Assassins foregoes a straightforward storyline in favor of a collection of robust vignettes and songs  that collectively make a potent stew of satire, cynicism, pity and politics, floating in a gravy of dark humor. It foregoes the constraints of linear time altogether, freely bringing together people of different eras–John Wilkes Booth appears before Lee Harvey Oswald, for instance. The characters and stories are provoked, tempted, drawn on and catered to by the Balladeer (Spencer Moses) and the Proprietor, played by Ray Dooley. Dooley has not been onstage enough this season, and it’s wonderful to see him do his magic, imbuing his very footsteps with menace. His smile as he offers guns guns guns glitters with Mephistophelean knowledge. I had never seen a production of this show previously, and was skeptical that this stuff would really be funny–but I laughed often and loudly, between chills.

Maren Searle (L) as Lynette “Squeaky” Fromme and Julie Fishell as Sara Jane Moore in PlayMakers ASSASSINS. Photo: Jon Gardiner for PRC.

Maren Searle (L) as Lynette “Squeaky” Fromme and Julie Fishell as Sara Jane Moore in PlayMakers ASSASSINS. Photo: Jon Gardiner for PRC.

Julie Fishell is hilarious as Sara Jane Moore, who tried, sort of, to assassinate President Gerald Ford, and she and Maren Searle as Squeaky Fromme are priceless together.
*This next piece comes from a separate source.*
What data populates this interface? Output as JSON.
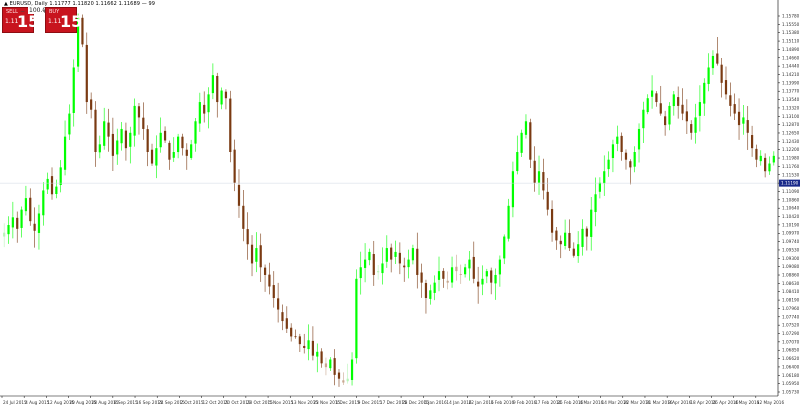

Jeffrey Blair Cornell channels Al Pacino and gives a fantastic performance as Sam Byck, a once-employed and self-respecting man, now an out-of-work Santa who just can’t see anything else to do besides try to kill the President. When we first see him, he’s wearing his Santa suit and a 3-day beard. He strips off his jacket to reveal a singleton undershirt and sits down with his lunch and a tape recorder to record a rambling letter to Lenny Bernstein, his hero, before he heads of to commandeer that 747.

Even he is upstaged by Jeffrey Meanza, who steals the show each time he appears as Charles Guiteau, the charming crazy con man who killed President Garfield. Meanza, whose day job is as assistant artistic director of PlayMakers, sings and carries on to beat the band, and his dancing! Choreographer Casey Sams has him skipping and bowing all over the stage in a charming and most amusing fashion. That band is pretty hard to beat, too. Mark Hartman on piano leads another nine musicians as the brass-rich group plays throughout the show far upstage in Rachel Hauck’s dark and flashy set that combines carnival, cabaret and Manganyar Seduction.

Assassins has a great tag line from itself: “Everybody pays attention when you’ve got a gun.” No doubt about it.

L to R: Julie Fishell as Sara Jane Moore, Danny Binstock as John Wilkes Booth, Jeffrey Meanza as Charles Guiteau and Gregory DeCandia as Leon Czolgosz, in PRC's ASSASSINS. Photo: Jon Gardiner for PRC.

L to R: Julie Fishell as Sara Jane Moore, Danny Binstock as John Wilkes Booth, Jeffrey Meanza as Charles Guiteau and Gregory DeCandia as Leon Czolgosz, in PRC’s ASSASSINS. Photo: Jon Gardiner for PRC.